27
„Falls Freiheit überhaupt etwas bedeutet, dann bedeutet sie das Recht darauf, den Leuten das zu sagen, was sie nicht hören wollen."
George Orwell, in: Farm der Tiere
Marlene lehnte sich über den Küchentresen und prostete Mark mit ihrer Kaffeetasse zu. »Na, Aramis? Rate mal, mit wem ich gestern telefoniert habe.«
»Ich weiß nicht. Vielleicht Satan? Der Bundeskanzlerin?« Anstatt verärgert den Mund zu verziehen, beschränkte sich Marlene auf ein gelassenes Lächeln. Mark richtete sich auf. Wenn das mal nicht ein ganz schlechtes Zeichen war. Dennoch er versuchte er, seine Ruhe zu bewahren. »So oder so, du wirst es wohl kaum für dich behalten wollen.«
»Vielleicht sollte ich es.«
Schritte ertönten aus dem Flur und ihre Mutter betrat die Küche. »Streitet euch nicht, Kinder.«
Mit einem Lächeln ging Mark zu seiner Mutter und legte ihr den Arm um die Schultern. »Wir streiten uns nie, Mama. Weißt du doch.«
Der Blick seiner Mutter ließ sich bestenfalls als ungläubig bezeichnen.
»Weil er sich nicht traut«, fügte Marlene ein.
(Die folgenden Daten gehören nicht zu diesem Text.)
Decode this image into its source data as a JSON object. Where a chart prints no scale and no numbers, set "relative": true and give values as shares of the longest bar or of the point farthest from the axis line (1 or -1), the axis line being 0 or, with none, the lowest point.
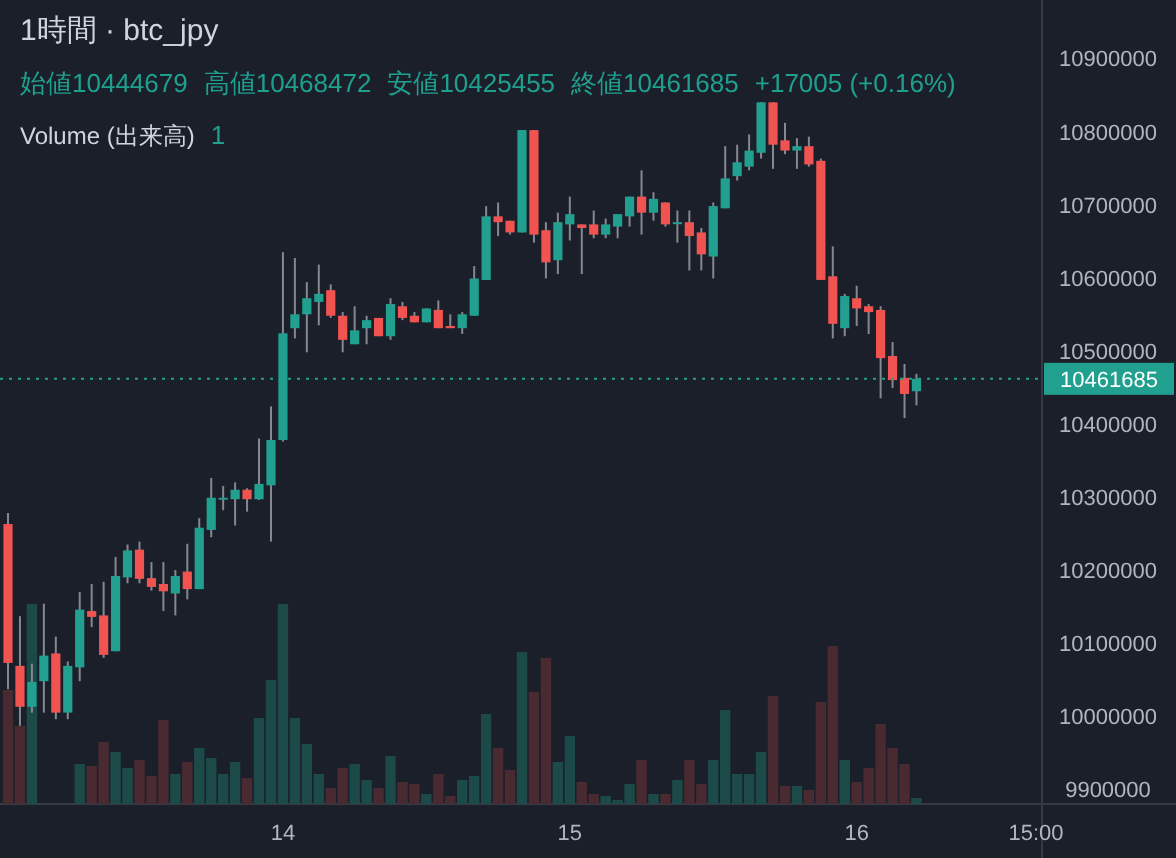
{
  "chart_data": [
    {
      "type": "candlestick",
      "title": "1時間 · btc_jpy",
      "annotations": [
        "始値10444679",
        "高値10468472",
        "安値10425455",
        "終値10461685",
        "+17005 (+0.16%)"
      ],
      "categories": [
        null,
        null,
        null,
        null,
        null,
        null,
        null,
        null,
        null,
        null,
        null,
        null,
        null,
        null,
        null,
        null,
        null,
        null,
        null,
        null,
        null,
        null,
        null,
        "14",
        null,
        null,
        null,
        null,
        null,
        null,
        null,
        null,
        null,
        null,
        null,
        null,
        null,
        null,
        null,
        null,
        null,
        null,
        null,
        null,
        null,
        null,
        null,
        "15",
        null,
        null,
        null,
        null,
        null,
        null,
        null,
        null,
        null,
        null,
        null,
        null,
        null,
        null,
        null,
        null,
        null,
        null,
        null,
        null,
        null,
        null,
        null,
        "16",
        null,
        null,
        null,
        null,
        null,
        null,
        null,
        null,
        null,
        null,
        null,
        null,
        null,
        null,
        "15:00"
      ],
      "ohlc": [
        [
          10263000,
          10278000,
          10037000,
          10073000
        ],
        [
          10069000,
          10137000,
          9987000,
          10013000
        ],
        [
          10013000,
          10072000,
          10005000,
          10047000
        ],
        [
          10048000,
          10154000,
          10005000,
          10083000
        ],
        [
          10086000,
          10109000,
          9996000,
          10005000
        ],
        [
          10005000,
          10075000,
          9996000,
          10069000
        ],
        [
          10067000,
          10170000,
          10048000,
          10146000
        ],
        [
          10144000,
          10181000,
          10122000,
          10136000
        ],
        [
          10138000,
          10184000,
          10080000,
          10084000
        ],
        [
          10089000,
          10218000,
          10089000,
          10192000
        ],
        [
          10190000,
          10235000,
          10182000,
          10227000
        ],
        [
          10228000,
          10239000,
          10182000,
          10188000
        ],
        [
          10189000,
          10211000,
          10172000,
          10177000
        ],
        [
          10181000,
          10211000,
          10144000,
          10171000
        ],
        [
          10168000,
          10200000,
          10138000,
          10192000
        ],
        [
          10198000,
          10236000,
          10160000,
          10174000
        ],
        [
          10174000,
          10271000,
          10174000,
          10258000
        ],
        [
          10255000,
          10326000,
          10245000,
          10299000
        ],
        [
          10297000,
          10315000,
          10282000,
          10299000
        ],
        [
          10297000,
          10320000,
          10261000,
          10310000
        ],
        [
          10310000,
          10312000,
          10280000,
          10297000
        ],
        [
          10297000,
          10380000,
          10296000,
          10318000
        ],
        [
          10316000,
          10424000,
          10239000,
          10378000
        ],
        [
          10378000,
          10635000,
          10376000,
          10524000
        ],
        [
          10531000,
          10627000,
          10517000,
          10550000
        ],
        [
          10550000,
          10594000,
          10498000,
          10572000
        ],
        [
          10567000,
          10618000,
          10535000,
          10578000
        ],
        [
          10583000,
          10591000,
          10545000,
          10548000
        ],
        [
          10548000,
          10553000,
          10498000,
          10515000
        ],
        [
          10509000,
          10561000,
          10509000,
          10528000
        ],
        [
          10531000,
          10548000,
          10509000,
          10542000
        ],
        [
          10545000,
          10545000,
          10520000,
          10520000
        ],
        [
          10520000,
          10572000,
          10515000,
          10564000
        ],
        [
          10561000,
          10567000,
          10542000,
          10545000
        ],
        [
          10548000,
          10553000,
          10539000,
          10539000
        ],
        [
          10539000,
          10558000,
          10539000,
          10558000
        ],
        [
          10556000,
          10569000,
          10531000,
          10531000
        ],
        [
          10534000,
          10550000,
          10531000,
          10531000
        ],
        [
          10531000,
          10553000,
          10523000,
          10550000
        ],
        [
          10548000,
          10616000,
          10548000,
          10599000
        ],
        [
          10597000,
          10698000,
          10597000,
          10684000
        ],
        [
          10684000,
          10703000,
          10657000,
          10676000
        ],
        [
          10678000,
          10678000,
          10659000,
          10662000
        ],
        [
          10662000,
          10802000,
          10662000,
          10802000
        ],
        [
          10802000,
          10802000,
          10648000,
          10659000
        ],
        [
          10665000,
          10676000,
          10599000,
          10621000
        ],
        [
          10624000,
          10689000,
          10605000,
          10676000
        ],
        [
          10673000,
          10711000,
          10651000,
          10687000
        ],
        [
          10673000,
          10673000,
          10605000,
          10668000
        ],
        [
          10673000,
          10692000,
          10654000,
          10659000
        ],
        [
          10659000,
          10681000,
          10654000,
          10673000
        ],
        [
          10670000,
          10687000,
          10654000,
          10687000
        ],
        [
          10684000,
          10711000,
          10670000,
          10711000
        ],
        [
          10711000,
          10747000,
          10659000,
          10689000
        ],
        [
          10689000,
          10717000,
          10678000,
          10708000
        ],
        [
          10703000,
          10703000,
          10670000,
          10673000
        ],
        [
          10674000,
          10692000,
          10648000,
          10676000
        ],
        [
          10676000,
          10692000,
          10610000,
          10657000
        ],
        [
          10662000,
          10668000,
          10610000,
          10632000
        ],
        [
          10629000,
          10703000,
          10599000,
          10698000
        ],
        [
          10695000,
          10780000,
          10695000,
          10736000
        ],
        [
          10739000,
          10782000,
          10733000,
          10758000
        ],
        [
          10752000,
          10796000,
          10747000,
          10774000
        ],
        [
          10771000,
          10840000,
          10763000,
          10840000
        ],
        [
          10840000,
          10840000,
          10749000,
          10782000
        ],
        [
          10788000,
          10812000,
          10769000,
          10774000
        ],
        [
          10774000,
          10791000,
          10749000,
          10780000
        ],
        [
          10780000,
          10793000,
          10752000,
          10755000
        ],
        [
          10760000,
          10763000,
          10597000,
          10597000
        ],
        [
          10602000,
          10643000,
          10517000,
          10537000
        ],
        [
          10531000,
          10578000,
          10520000,
          10575000
        ],
        [
          10572000,
          10589000,
          10534000,
          10558000
        ],
        [
          10561000,
          10564000,
          10523000,
          10553000
        ],
        [
          10556000,
          10561000,
          10435000,
          10490000
        ],
        [
          10493000,
          10512000,
          10449000,
          10460000
        ],
        [
          10463000,
          10482000,
          10408000,
          10441000
        ],
        [
          10444679,
          10468472,
          10425455,
          10461685
        ],
        null,
        null,
        null,
        null,
        null,
        null,
        null,
        null,
        null,
        null
      ],
      "colors": [
        "#f05350",
        "#f05350",
        "#22a08f",
        "#22a08f",
        "#f05350",
        "#22a08f",
        "#22a08f",
        "#f05350",
        "#f05350",
        "#22a08f",
        "#22a08f",
        "#f05350",
        "#f05350",
        "#f05350",
        "#22a08f",
        "#f05350",
        "#22a08f",
        "#22a08f",
        "#22a08f",
        "#22a08f",
        "#f05350",
        "#22a08f",
        "#22a08f",
        "#22a08f",
        "#22a08f",
        "#22a08f",
        "#22a08f",
        "#f05350",
        "#f05350",
        "#22a08f",
        "#22a08f",
        "#f05350",
        "#22a08f",
        "#f05350",
        "#f05350",
        "#22a08f",
        "#f05350",
        "#f05350",
        "#22a08f",
        "#22a08f",
        "#22a08f",
        "#f05350",
        "#f05350",
        "#22a08f",
        "#f05350",
        "#f05350",
        "#22a08f",
        "#22a08f",
        "#f05350",
        "#f05350",
        "#22a08f",
        "#22a08f",
        "#22a08f",
        "#f05350",
        "#22a08f",
        "#f05350",
        "#22a08f",
        "#f05350",
        "#f05350",
        "#22a08f",
        "#22a08f",
        "#22a08f",
        "#22a08f",
        "#22a08f",
        "#f05350",
        "#f05350",
        "#22a08f",
        "#f05350",
        "#f05350",
        "#f05350",
        "#22a08f",
        "#f05350",
        "#f05350",
        "#f05350",
        "#f05350",
        "#f05350",
        "#22a08f",
        null,
        null,
        null,
        null,
        null,
        null,
        null,
        null,
        null,
        null
      ],
      "ylim": [
        9880000,
        10980000
      ],
      "yticks": [
        9900000,
        10000000,
        10100000,
        10200000,
        10300000,
        10400000,
        10500000,
        10600000,
        10700000,
        10800000,
        10900000
      ],
      "ref_lines": [
        {
          "axis": "y",
          "value": 10461685,
          "label": "10461685",
          "color": "#22a08f",
          "line_style": "dotted"
        }
      ]
    },
    {
      "type": "bar",
      "title": "Volume (出来高)",
      "relative": true,
      "annotations": [
        "1"
      ],
      "categories": [
        null,
        null,
        null,
        null,
        null,
        null,
        null,
        null,
        null,
        null,
        null,
        null,
        null,
        null,
        null,
        null,
        null,
        null,
        null,
        null,
        null,
        null,
        null,
        null,
        null,
        null,
        null,
        null,
        null,
        null,
        null,
        null,
        null,
        null,
        null,
        null,
        null,
        null,
        null,
        null,
        null,
        null,
        null,
        null,
        null,
        null,
        null,
        null,
        null,
        null,
        null,
        null,
        null,
        null,
        null,
        null,
        null,
        null,
        null,
        null,
        null,
        null,
        null,
        null,
        null,
        null,
        null,
        null,
        null,
        null,
        null,
        null,
        null,
        null,
        null,
        null,
        null,
        null,
        null,
        null,
        null,
        null,
        null,
        null,
        null,
        null,
        null
      ],
      "values": [
        0.57,
        0.39,
        1.0,
        null,
        null,
        null,
        0.2,
        0.19,
        0.31,
        0.26,
        0.18,
        0.22,
        0.14,
        0.42,
        0.15,
        0.21,
        0.28,
        0.23,
        0.15,
        0.21,
        0.13,
        0.43,
        0.62,
        1.0,
        0.43,
        0.3,
        0.15,
        0.08,
        0.18,
        0.2,
        0.12,
        0.08,
        0.24,
        0.11,
        0.1,
        0.05,
        0.15,
        0.04,
        0.12,
        0.14,
        0.45,
        0.28,
        0.17,
        0.76,
        0.56,
        0.73,
        0.21,
        0.34,
        0.11,
        0.05,
        0.04,
        0.02,
        0.1,
        0.22,
        0.05,
        0.05,
        0.12,
        0.22,
        0.1,
        0.22,
        0.47,
        0.15,
        0.15,
        0.26,
        0.54,
        0.09,
        0.09,
        0.07,
        0.51,
        0.79,
        0.22,
        0.11,
        0.18,
        0.4,
        0.28,
        0.2,
        0.03,
        null,
        null,
        null,
        null,
        null,
        null,
        null,
        null,
        null,
        null
      ],
      "colors": [
        "#4a2a31",
        "#4a2a31",
        "#1c4a48",
        "#1c4a48",
        "#4a2a31",
        "#1c4a48",
        "#1c4a48",
        "#4a2a31",
        "#4a2a31",
        "#1c4a48",
        "#1c4a48",
        "#4a2a31",
        "#4a2a31",
        "#4a2a31",
        "#1c4a48",
        "#4a2a31",
        "#1c4a48",
        "#1c4a48",
        "#1c4a48",
        "#1c4a48",
        "#4a2a31",
        "#1c4a48",
        "#1c4a48",
        "#1c4a48",
        "#1c4a48",
        "#1c4a48",
        "#1c4a48",
        "#4a2a31",
        "#4a2a31",
        "#1c4a48",
        "#1c4a48",
        "#4a2a31",
        "#1c4a48",
        "#4a2a31",
        "#4a2a31",
        "#1c4a48",
        "#4a2a31",
        "#4a2a31",
        "#1c4a48",
        "#1c4a48",
        "#1c4a48",
        "#4a2a31",
        "#4a2a31",
        "#1c4a48",
        "#4a2a31",
        "#4a2a31",
        "#1c4a48",
        "#1c4a48",
        "#4a2a31",
        "#4a2a31",
        "#1c4a48",
        "#1c4a48",
        "#1c4a48",
        "#4a2a31",
        "#1c4a48",
        "#4a2a31",
        "#1c4a48",
        "#4a2a31",
        "#4a2a31",
        "#1c4a48",
        "#1c4a48",
        "#1c4a48",
        "#1c4a48",
        "#1c4a48",
        "#4a2a31",
        "#4a2a31",
        "#1c4a48",
        "#4a2a31",
        "#4a2a31",
        "#4a2a31",
        "#1c4a48",
        "#4a2a31",
        "#4a2a31",
        "#4a2a31",
        "#4a2a31",
        "#4a2a31",
        "#1c4a48",
        null,
        null,
        null,
        null,
        null,
        null,
        null,
        null,
        null,
        null
      ]
    }
  ]
}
»Weil ich der Klügere bin und eher zum Nachgeben neige.«
»Süß«, erklärte seine Schwester.
»Wisst ihr, dass ist genau der Grund, warum wir nicht gut in Familienfeiern sind.« Seine Mutter ging zur Kaffeemaschine und goss sich eine eigene Tasse ein. »Ständig gibt es Kabbeleien.«
»Vorsicht.« Doch Marks Warnung kam zu spät. Seine Mutter probierte, verzog das Gesicht und warf einen vorwurfsvollen Blick ausgerechnet in seine Richtung. Dann ging sie zum Kühlschrank und holte Milch.
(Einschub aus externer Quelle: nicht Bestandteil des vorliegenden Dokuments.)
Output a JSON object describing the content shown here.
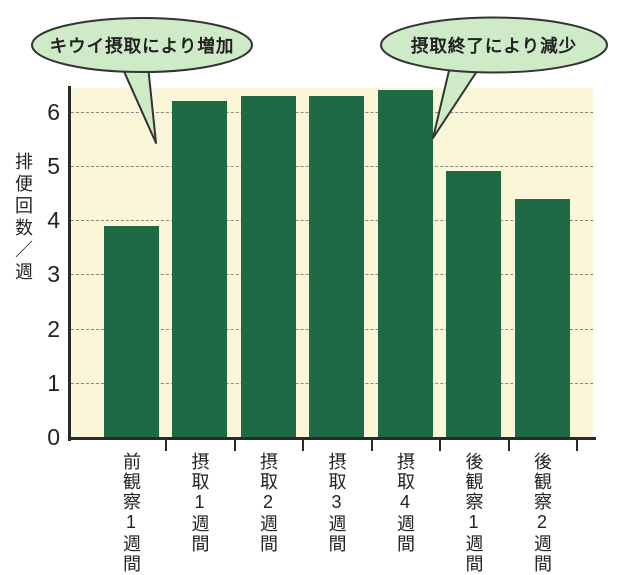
{
  "chart_data": {
    "type": "bar",
    "title": "",
    "xlabel": "",
    "ylabel": "排便回数／週",
    "categories": [
      "前観察1週間",
      "摂取1週間",
      "摂取2週間",
      "摂取3週間",
      "摂取4週間",
      "後観察1週間",
      "後観察2週間"
    ],
    "values": [
      3.9,
      6.2,
      6.3,
      6.3,
      6.4,
      4.9,
      4.4
    ],
    "yticks": [
      0,
      1,
      2,
      3,
      4,
      5,
      6
    ],
    "ylim": [
      0,
      6.44
    ],
    "grid": "horizontal-dashed",
    "legend": "none",
    "annotations": [
      {
        "id": "increase",
        "text": "キウイ摂取により増加",
        "points_between": [
          "前観察1週間",
          "摂取1週間"
        ]
      },
      {
        "id": "decrease",
        "text": "摂取終了により減少",
        "points_between": [
          "摂取4週間",
          "後観察1週間"
        ]
      }
    ],
    "colors": {
      "bar": "#1e6a45",
      "plot_background": "#faf6d8",
      "page_background": "#ffffff",
      "callout_fill": "#ceeac6",
      "callout_stroke": "#333333",
      "grid_line": "#8a8a80",
      "axis_line": "#2a2a2a",
      "text": "#222222"
    }
  }
}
Doch auch nach dem Verdünnen veränderte sich die schwarze Farbe nur unwesentlich.
Mark versuchte sich zu rechtfertigen. »Den hat Marlene gemacht.«
»Was soll denn das heißen?«
»Du sollst sich doch nicht an die Kaffeemaschine lassen!«, zischte seine Mutter und stellte sich auf seine Seite des Tresens.
Marlene rümpfte ihre Nase. »Kaffee muss stark sein. Sonst bringt er ja nichts.«
»Aus medizinischer Sicht«, begann Mark, doch ein sanfter Stoß an seinem Bein ließ ihn innehalten. Hatte seine Mutter ihn tatsächlich getreten?
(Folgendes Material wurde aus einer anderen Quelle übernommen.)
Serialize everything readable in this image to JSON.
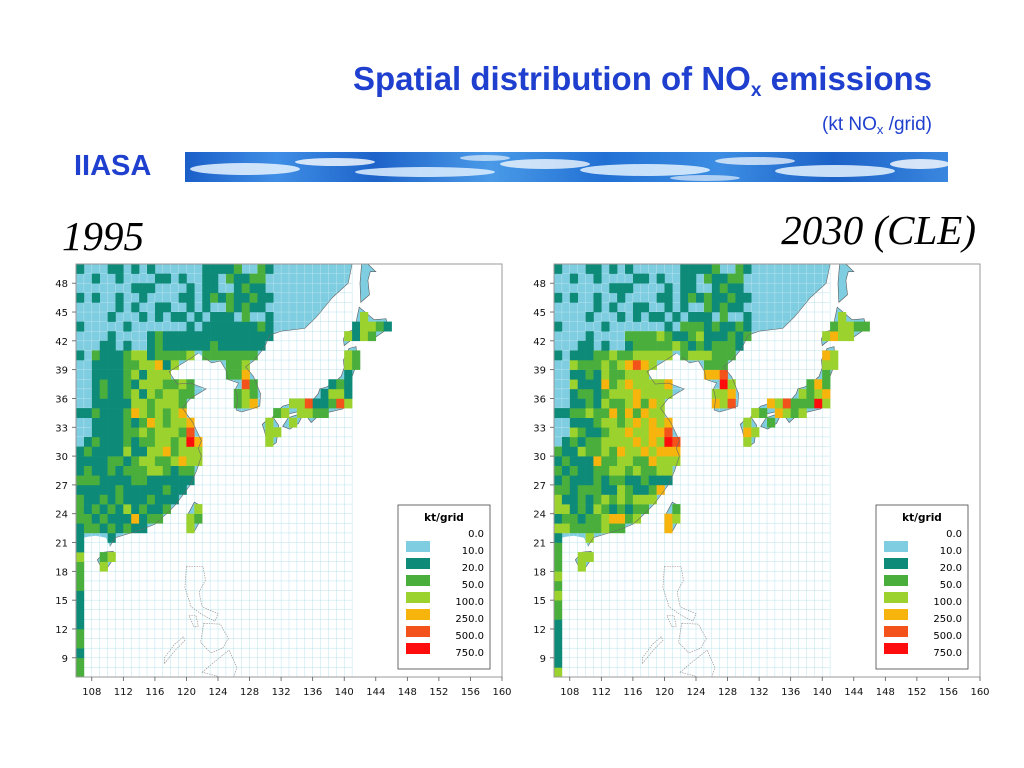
{
  "slide": {
    "title_main": "Spatial distribution of NO",
    "title_sub": "x",
    "title_end": " emissions",
    "subtitle_start": "(kt NO",
    "subtitle_sub": "x",
    "subtitle_end": " /grid)",
    "org": "IIASA"
  },
  "colors": {
    "title": "#1f3fcf",
    "sea": "#7fcde0",
    "legend": [
      "#7fcde0",
      "#0e8a79",
      "#4aae3c",
      "#9cd22d",
      "#f6b40d",
      "#f3521b",
      "#ff0d0d"
    ]
  },
  "chart_data": [
    {
      "type": "heatmap",
      "title": "1995",
      "legend_title": "kt/grid",
      "legend_values": [
        "0.0",
        "10.0",
        "20.0",
        "50.0",
        "100.0",
        "250.0",
        "500.0",
        "750.0"
      ],
      "x_ticks": [
        "108",
        "112",
        "116",
        "120",
        "124",
        "128",
        "132",
        "136",
        "140",
        "144",
        "148",
        "152",
        "156",
        "160"
      ],
      "y_ticks": [
        "48",
        "45",
        "42",
        "39",
        "36",
        "33",
        "30",
        "27",
        "24",
        "21",
        "18",
        "15",
        "12",
        "9"
      ],
      "xlim": [
        106,
        160
      ],
      "ylim": [
        7,
        50
      ],
      "grid_cell_deg": 1
    },
    {
      "type": "heatmap",
      "title": "2030 (CLE)",
      "legend_title": "kt/grid",
      "legend_values": [
        "0.0",
        "10.0",
        "20.0",
        "50.0",
        "100.0",
        "250.0",
        "500.0",
        "750.0"
      ],
      "x_ticks": [
        "108",
        "112",
        "116",
        "120",
        "124",
        "128",
        "132",
        "136",
        "140",
        "144",
        "148",
        "152",
        "156",
        "160"
      ],
      "y_ticks": [
        "48",
        "45",
        "42",
        "39",
        "36",
        "33",
        "30",
        "27",
        "24",
        "21",
        "18",
        "15",
        "12",
        "9"
      ],
      "xlim": [
        106,
        160
      ],
      "ylim": [
        7,
        50
      ],
      "grid_cell_deg": 1
    }
  ]
}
»Natürlich mein Schatz. Mit dem Kaffee ist alles in Ordnung. Was wolltest du erzählen?«
Seine Schwester musterte erst ihre Mutter, dann ihn, bevor sie mit den Schultern zuckte und einen großen Schluck ihres Gebräus förmlich inhalierte. »Richtig. Ich wollte gerade erzählen, dass Daria mich gestern angerufen hat.«
»Oh, tatsächlich?« Überrascht zog seine Mutter die Augenbrauen hoch.
Marlene nickte und verzog ihren Mund zu einem listigen Grinsen. »Sie hat gefragt, ob ich ihr eine Maklerin empfehlen kann. Läuft wohl nicht gut mit der Wohnungssuche.«
»Ach herrje. Sie muss wirklich verzweifelt sein, die Arme.«
Eine Spur von Enttäuschung hinterließ einen bitteren Geschmack auf Marks Zunge. Offensichtlich versuchte Daria wirklich alles, um eine Alternative zu seinem Vorschlag zu finden.
»Ja, offenbar gehen ihr langsam die Alternativen aus. Zumindest die für sie realistischen.« Letzteres war ein nur schlecht getarnter Seitenhieb gegen ihn.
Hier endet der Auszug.